Five billion dollars are squandered on Iraq each month, added to another $134
billion in tax cuts slated for the wealthy. Got unattended potholes in your
street, and neighborhood schools being boarded up? Is your quality of daily
life crumbling? Do the math.
Just as two wrongs don't make a right, extending a singularly abysmal wrong
doesn't miraculously transform it into something worthy.
If anyone on the face of this planet can tell antiwar activists how Bush's
unprovoked, illegal, immoral invasion of Iraq substantively differs from Mussolini's
rape of Ethiopia in 1935, please reveal what they're missing.
Try to convince them that staying in Iraq beyond any point past yesterday is
either wise or decent.
Sleeping down the hall in our households tonight will be children still in
school who are oblivious to the wanton horror half a world away.
But the no-exit reality of what neocolonialist reactionaries plainly intend
for Iraq and the surrounding area means that, in a few fleeting years, they
may well be permanently sleeping under Middle Eastern sand.
We didn't raise our beloved kids to be wasted in greedy corporatists' acquisitive
bloodbaths.
For far too long we've allowed a crass manipulation of the 9/11 attack, combined
with false patriotism and our own craven unwillingness to challenge what we
know to be terribly wrong, to keep us quiet. Our silence has enabled and facilitated
an awful human catastrophe.
To a large extent, we ourselves are responsible for a despicable, damned war
that virtually everyone in the entire world opposes. Except to a decisively
visible degree in Everytown, USA.
All that has to change.
Both in moral terms and in a broad array of material aspects, Bush's folly
is flushing our country down the tubes.
A single insistence emanating from the American heartland must begin to echo
loudly through corridors of misguided power:
"NO MORE!"
I lived through the Vietnam era, attending my first antiwar rally while bearing
a homemade placard declaring: "44,000. Enough!" That's how many Americans
had perished up to that time.
Over subsequent years—while a stubborn sector of our conservative citizenry
continued to believe in outrageous lies and myths—that death toll soared,
finally finding its end in the last name chisled on a sprawling, polished-granite
memorial in D.C.
Visit that monument. Gaze at its surface until your focus shifts from the 58,000
names to your own reflected face. Feel the tug at your heart and that awful
sensation in the pit of your stomach.
Then try to imagine what a future Iraq War commemoration etched in massive
stone will look like. Think of those you know who are presently serving, and
those likely to do so before long.
Will it be larger than the existing wall? Will it bear even more names?
Finally, reflect upon the thinly disguised deceit and insincerity you see as
George Bush issues pitiful platitudes on the televised evening news.
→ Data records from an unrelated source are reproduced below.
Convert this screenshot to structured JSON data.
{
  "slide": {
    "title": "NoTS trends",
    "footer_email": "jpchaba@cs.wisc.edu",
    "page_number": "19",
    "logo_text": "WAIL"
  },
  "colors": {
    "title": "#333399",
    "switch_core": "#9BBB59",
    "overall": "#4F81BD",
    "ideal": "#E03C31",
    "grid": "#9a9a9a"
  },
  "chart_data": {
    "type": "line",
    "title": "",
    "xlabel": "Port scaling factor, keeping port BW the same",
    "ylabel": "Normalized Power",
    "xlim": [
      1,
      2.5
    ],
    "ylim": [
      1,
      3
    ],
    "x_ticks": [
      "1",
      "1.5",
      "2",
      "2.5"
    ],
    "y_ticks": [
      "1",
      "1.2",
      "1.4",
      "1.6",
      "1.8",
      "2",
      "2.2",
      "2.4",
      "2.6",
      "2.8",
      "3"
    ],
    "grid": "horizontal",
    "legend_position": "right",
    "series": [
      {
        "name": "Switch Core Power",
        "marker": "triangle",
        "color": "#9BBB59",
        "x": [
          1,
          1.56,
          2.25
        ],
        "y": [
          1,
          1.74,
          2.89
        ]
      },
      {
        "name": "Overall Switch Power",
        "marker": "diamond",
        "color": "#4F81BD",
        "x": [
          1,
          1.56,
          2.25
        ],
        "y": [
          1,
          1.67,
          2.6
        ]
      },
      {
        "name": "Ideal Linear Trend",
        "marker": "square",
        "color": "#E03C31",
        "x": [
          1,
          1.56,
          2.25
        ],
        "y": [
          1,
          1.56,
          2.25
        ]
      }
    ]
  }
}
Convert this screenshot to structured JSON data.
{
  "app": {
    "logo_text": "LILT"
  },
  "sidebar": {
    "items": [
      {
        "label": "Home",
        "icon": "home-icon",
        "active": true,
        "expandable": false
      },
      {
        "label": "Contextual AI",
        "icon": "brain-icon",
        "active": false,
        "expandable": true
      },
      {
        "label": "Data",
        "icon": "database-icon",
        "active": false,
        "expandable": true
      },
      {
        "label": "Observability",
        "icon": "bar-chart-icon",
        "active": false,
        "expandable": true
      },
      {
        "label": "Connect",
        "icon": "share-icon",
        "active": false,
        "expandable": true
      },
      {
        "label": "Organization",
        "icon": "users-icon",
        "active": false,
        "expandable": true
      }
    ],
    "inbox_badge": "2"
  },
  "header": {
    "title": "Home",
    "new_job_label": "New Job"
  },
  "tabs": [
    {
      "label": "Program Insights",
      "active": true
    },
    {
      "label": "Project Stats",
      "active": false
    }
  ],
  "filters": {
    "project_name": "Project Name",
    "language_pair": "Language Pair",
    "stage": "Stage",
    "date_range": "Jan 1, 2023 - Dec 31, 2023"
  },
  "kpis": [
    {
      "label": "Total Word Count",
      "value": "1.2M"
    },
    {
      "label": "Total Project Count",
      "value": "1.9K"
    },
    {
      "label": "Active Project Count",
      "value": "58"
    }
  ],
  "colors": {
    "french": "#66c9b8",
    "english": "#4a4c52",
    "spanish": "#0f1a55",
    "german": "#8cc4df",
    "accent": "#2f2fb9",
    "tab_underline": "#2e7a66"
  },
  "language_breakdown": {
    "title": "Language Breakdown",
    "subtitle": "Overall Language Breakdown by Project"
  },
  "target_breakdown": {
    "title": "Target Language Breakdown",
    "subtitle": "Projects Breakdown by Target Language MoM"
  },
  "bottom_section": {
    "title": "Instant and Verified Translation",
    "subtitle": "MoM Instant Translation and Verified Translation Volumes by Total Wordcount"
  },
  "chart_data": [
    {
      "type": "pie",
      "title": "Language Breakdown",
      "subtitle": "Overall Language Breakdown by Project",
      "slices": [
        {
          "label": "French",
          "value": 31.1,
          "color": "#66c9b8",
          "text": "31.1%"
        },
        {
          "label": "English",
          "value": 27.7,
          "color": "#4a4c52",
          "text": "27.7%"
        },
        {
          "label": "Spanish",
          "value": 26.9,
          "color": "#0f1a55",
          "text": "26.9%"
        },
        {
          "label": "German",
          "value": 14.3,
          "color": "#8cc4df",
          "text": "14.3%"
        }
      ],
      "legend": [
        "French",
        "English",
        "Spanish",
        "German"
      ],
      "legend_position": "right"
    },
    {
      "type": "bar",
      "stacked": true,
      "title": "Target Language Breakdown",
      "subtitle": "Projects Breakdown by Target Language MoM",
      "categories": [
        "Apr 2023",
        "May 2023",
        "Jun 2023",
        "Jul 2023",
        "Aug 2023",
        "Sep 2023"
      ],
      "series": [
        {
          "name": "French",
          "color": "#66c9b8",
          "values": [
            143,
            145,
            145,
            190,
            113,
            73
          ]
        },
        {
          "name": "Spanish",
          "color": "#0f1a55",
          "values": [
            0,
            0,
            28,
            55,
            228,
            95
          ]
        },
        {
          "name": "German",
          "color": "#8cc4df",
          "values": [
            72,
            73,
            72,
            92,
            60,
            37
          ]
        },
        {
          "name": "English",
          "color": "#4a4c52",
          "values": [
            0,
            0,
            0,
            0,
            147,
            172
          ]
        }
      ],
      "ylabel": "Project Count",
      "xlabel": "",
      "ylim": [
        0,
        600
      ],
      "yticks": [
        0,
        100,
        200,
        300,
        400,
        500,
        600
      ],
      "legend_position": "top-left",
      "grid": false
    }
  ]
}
Ponder the preposterous absurdity of "democracy" being supposedly
built for a foreign populace under constant threat of an occupying superpower's
ongoing shock and awe and Abu Ghraib style repression. People who can summarily
be blown away or tortured for manifesting true, independent desires are, obviously,
not free at all. Hitler said he was bringing liberation to the lands he conquered,
too.
These inescapable facts must give rise to a Vietnam-era level of radicalization
here at home.
A full repeat of that period's mass resistance is clearly called for. From
floodtides of protest in the streets to soldiers refusing to fight, with every
imaginable tactic in between, the American people must stand up.
Or get shot down . . . over succeeding generations, in a series of rich man's
dirty wars for which Iraq is but the bloody, interminable "model."
Dennis Rahkonen of Superior, Wisconsin, was a regional coordinator for the
nationwide People's Coalition for Peace and Justice during the early '70s.